Meanwhile, at the age of approximately ten, I suddenly stopped feeling. Throughout elementary school, one might say I was almost too emotional. Everything upset me. I had violent tendencies. And I had (have) problems with authority figures. But beginning in middle school, I just sort of stopped feeling.
Unlike all my friends, I didn't have crushes, I didn't get into silly little fights, and I didn't care to be social. While I've gotten better at hiding it, the facts remain the same. I try to be in relationships, but the several efforts I've made have borne no fruit. I've broken up with all of them because even though I thought it would work, after three weeks with all of them I couldn't withstand it. With one, I lasted five months- when he broke up with me, I was bothered for about two days, then forgot about him.

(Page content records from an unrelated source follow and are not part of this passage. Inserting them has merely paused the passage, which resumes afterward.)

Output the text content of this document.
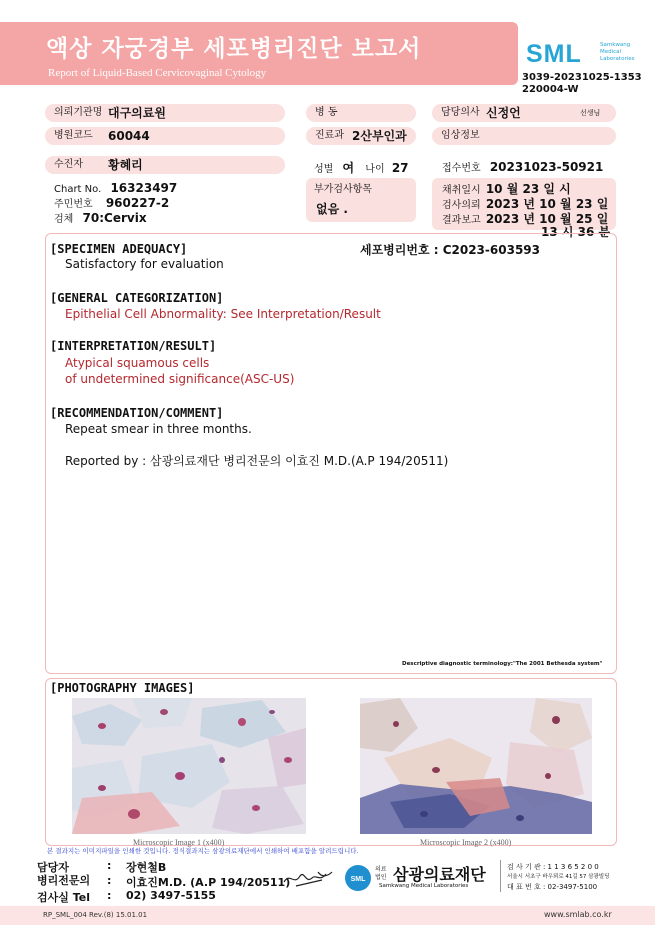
액상 자궁경부 세포병리진단 보고서
Report of Liquid-Based Cervicovaginal Cytology
SML	Samkwang
Medical
Laboratories
3039-20231025-1353
220004-W
의뢰기관명 대구의료원	병 동	담당의사 신정언	선생님
병원코드 60044	진료과 2산부인과	임상정보
수진자 황혜리	성별 여 나이 27	접수번호 20231023-50921
Chart No. 16323497
주민번호 960227-2
검체 70:Cervix
부가검사항목
없음 .
채취일시 10 월 23 일 시
검사의뢰 2023 년 10 월 23 일
결과보고 2023 년 10 월 25 일
13 시 36 분
[SPECIMEN ADEQUACY]	세포병리번호 : C2023-603593
Satisfactory for evaluation
[GENERAL CATEGORIZATION]
Epithelial Cell Abnormality: See Interpretation/Result
[INTERPRETATION/RESULT]
Atypical squamous cells
of undetermined significance(ASC-US)
[RECOMMENDATION/COMMENT]
Repeat smear in three months.
Reported by : 삼광의료재단 병리전문의 이효진 M.D.(A.P 194/20511)
Descriptive diagnostic terminology:"The 2001 Bethesda system"
[PHOTOGRAPHY IMAGES]
Microscopic Image 1 (x400)	Microscopic Image 2 (x400)
본 결과지는 이미지파일을 인쇄한 것입니다. 정식결과지는 삼광의료재단에서 인쇄하여 배포함을 알려드립니다.
담당자	: 장현철B
병리전문의 : 이효진M.D. (A.P 194/20511)
검사실 Tel : 02) 3497-5155
SML
의료
법인 삼광의료재단
Samkwang Medical Laboratories
검 사 기 관 : 1 1 3 6 5 2 0 0
서울시 서초구 바우뫼로 41길 57 삼광빌딩
대 표 번 호 : 02-3497-5100
RP_SML_004 Rev.(8) 15.01.01	www.smlab.co.kr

Since about last year, I've become exceedingly interested in psychology, and I've gone into college (currently freshman) as a psych major with a neurological focus on emotional-cognitive processes. It seems my inability to empathize has led me to a lifestyle focused on emotions. My incapacity has led to an obsession. I'm not quite sure if I should just let it go and find a major that wont be so personal and anxiety-ridden, or if I should stay on my path because I feed off of this knowledge, so I know I would prosper. Also, I know I would be working with people with the same focus on emotions as me, so I fear they would see through my facade.